Above all, Blue Monday highlights the very important matter of mental health. Depression, stress and anxiety are problems many people face on a daily basis – affecting the way they think, feel and behave.
While there are a number of factors that can contribute to the development of mental health problems, one area that often goes unrecognised is diet.
Food and mood
There is a growing body of evidence that shows good nutrition is essential for managing and preventing specific mental health problems.

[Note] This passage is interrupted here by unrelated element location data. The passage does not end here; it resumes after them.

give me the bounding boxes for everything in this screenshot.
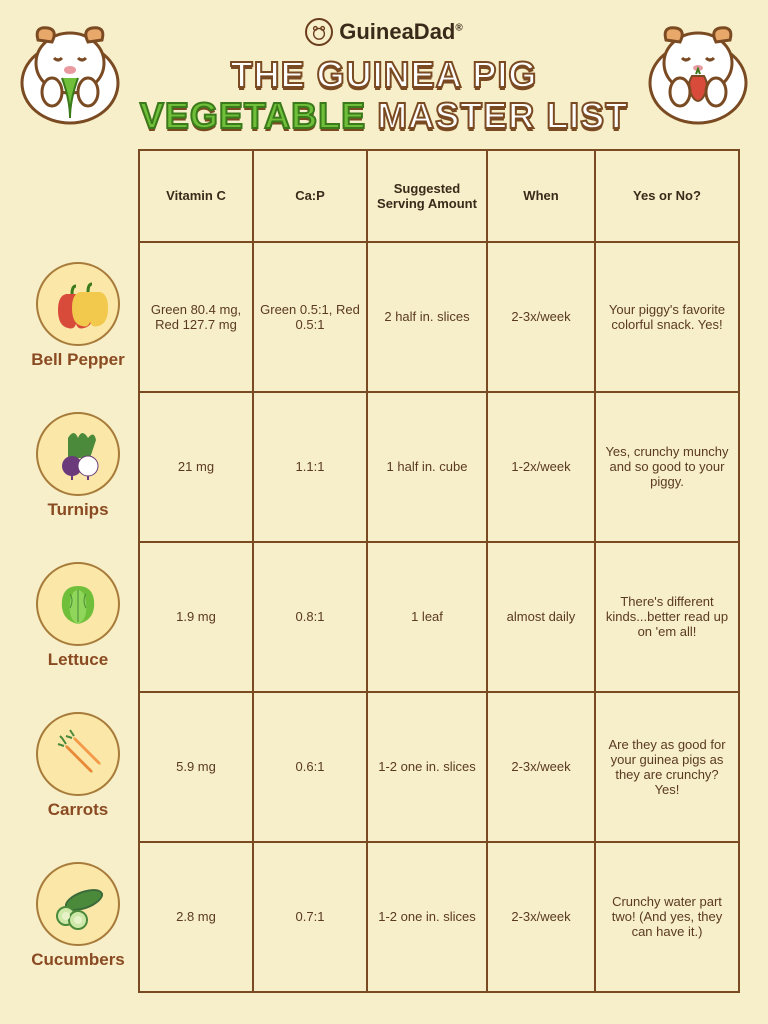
row-name: Lettuce <box>48 650 108 670</box>
cell-cap: Green 0.5:1, Red 0.5:1 <box>253 242 367 392</box>
row-label-turnips: Turnips <box>18 391 138 541</box>
row-label-lettuce: Lettuce <box>18 541 138 691</box>
col-serving: Suggested Serving Amount <box>367 150 487 242</box>
cell-yes: Are they as good for your guinea pigs as… <box>595 692 739 842</box>
cucumbers-icon <box>36 862 120 946</box>
row-name: Cucumbers <box>31 950 125 970</box>
cell-when: 1-2x/week <box>487 392 595 542</box>
vegetable-table: Bell Pepper Turnips Lettuce <box>18 149 740 993</box>
cell-when: 2-3x/week <box>487 842 595 992</box>
table-row: Green 80.4 mg, Red 127.7 mgGreen 0.5:1, … <box>139 242 739 392</box>
brand: GuineaDad® <box>305 18 463 46</box>
cell-serving: 1 leaf <box>367 542 487 692</box>
table-row: 5.9 mg0.6:11-2 one in. slices2-3x/weekAr… <box>139 692 739 842</box>
cell-serving: 1 half in. cube <box>367 392 487 542</box>
table-row: 1.9 mg0.8:11 leafalmost dailyThere's dif… <box>139 542 739 692</box>
cell-yes: Yes, crunchy munchy and so good to your … <box>595 392 739 542</box>
brand-logo-icon <box>305 18 333 46</box>
table-row: 2.8 mg0.7:11-2 one in. slices2-3x/weekCr… <box>139 842 739 992</box>
cell-serving: 2 half in. slices <box>367 242 487 392</box>
col-yes: Yes or No? <box>595 150 739 242</box>
row-labels: Bell Pepper Turnips Lettuce <box>18 149 138 993</box>
cell-cap: 0.8:1 <box>253 542 367 692</box>
row-name: Bell Pepper <box>31 350 125 370</box>
brand-name: GuineaDad® <box>339 19 463 45</box>
mascot-right-icon <box>638 8 758 128</box>
cell-serving: 1-2 one in. slices <box>367 842 487 992</box>
row-name: Turnips <box>47 500 108 520</box>
table-row: 21 mg1.1:11 half in. cube1-2x/weekYes, c… <box>139 392 739 542</box>
turnips-icon <box>36 412 120 496</box>
cell-vitc: 21 mg <box>139 392 253 542</box>
cell-vitc: 5.9 mg <box>139 692 253 842</box>
cell-cap: 1.1:1 <box>253 392 367 542</box>
cell-serving: 1-2 one in. slices <box>367 692 487 842</box>
cell-when: 2-3x/week <box>487 242 595 392</box>
cell-cap: 0.7:1 <box>253 842 367 992</box>
cell-yes: Crunchy water part two! (And yes, they c… <box>595 842 739 992</box>
cell-yes: Your piggy's favorite colorful snack. Ye… <box>595 242 739 392</box>
table-header-row: Vitamin C Ca:P Suggested Serving Amount … <box>139 150 739 242</box>
bell-pepper-icon <box>36 262 120 346</box>
cell-vitc: 1.9 mg <box>139 542 253 692</box>
carrots-icon <box>36 712 120 796</box>
row-label-bell-pepper: Bell Pepper <box>18 241 138 391</box>
cell-vitc: 2.8 mg <box>139 842 253 992</box>
cell-cap: 0.6:1 <box>253 692 367 842</box>
col-when: When <box>487 150 595 242</box>
cell-when: almost daily <box>487 542 595 692</box>
row-name: Carrots <box>48 800 108 820</box>
cell-vitc: Green 80.4 mg, Red 127.7 mg <box>139 242 253 392</box>
mascot-left-icon <box>10 8 130 128</box>
col-cap: Ca:P <box>253 150 367 242</box>
data-table: Vitamin C Ca:P Suggested Serving Amount … <box>138 149 740 993</box>
cell-yes: There's different kinds...better read up… <box>595 542 739 692</box>
cell-when: 2-3x/week <box>487 692 595 842</box>
col-vitc: Vitamin C <box>139 150 253 242</box>
row-label-cucumbers: Cucumbers <box>18 841 138 991</box>
header: GuineaDad® THE GUINEA PIG VEGETABLE MAST… <box>0 0 768 137</box>
row-label-carrots: Carrots <box>18 691 138 841</box>
lettuce-icon <box>36 562 120 646</box>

According to the Mental Health Foundation, nearly two thirds of those who do not show symptoms of mental health problems eat fresh fruit or drink fruit juice everyday, compared with less than half of those who show signs of mental health problems on a daily basis. This pattern is similar for salads and vegetables.
What this highlights is that there could quite possibly be a link between the modern-day Westernised diet (high intake of processed foods, alcohol, fat, sugar and additives) and the growing number of people who are affected by poor mental health and well-being every year.
To explore this further we spoke to registered dietitian, Christina Merryfield, who suggests cutting down on junk food, caffeine, and alcohol could have significant impact on how we think, behave and feel.
“Sometimes if we are feeling low we feel the urge to eat certain ‘comfort foods’ such as chocolate and sweets. However, there is no evidence to show that these foods really do support mood – rather we eat these for pleasure and reward,” she says.
“Caffeine on the other hand acts as a stimulant and can make us feel alert, but too much can lead to feelings of tiredness hours later and even cause temporary headaches and irritability.”
Christina adds that alcohol too can act as a stimulant, but causes feelings of low mood to occur later on.
“It can also cause one to be dehydrated which further reduces our alertness. Too much alcohol depletes reserves of B vitamins and zinc over time, which are important micronutrients for mental health.”
Cutting down on junk food, caffeine and alcohol may seem relatively simple in theory, but in practice many of us struggle to let go of these ingrained dietary habits.
So how can we tailor our diets to ensure we look after our mental health without having to eliminate the bad stuff?
Christina outlines the following tips:
- Eat regular meals containing some carbohydrate – particularly of the wholegrain variety, which contain more micronutrients. These will provide an adequate supply of energy to the brain and muscles.
- Include foods containing sources of iron and vitamin B12. These micronutrients support red blood cells which carry oxygen. Having a varied, balanced diet will help you ensure that you receive these nutrients.
- Drink plenty of water to keep mentally alert rather than relying on caffeinated drinks.
- Avoid sugary snacks as these will not necessarily provide more fuel.
- Only drink alcohol within the recommended limits and with a meal. Too much can leave you feeling ‘fuzzy headed’ and dehydrated.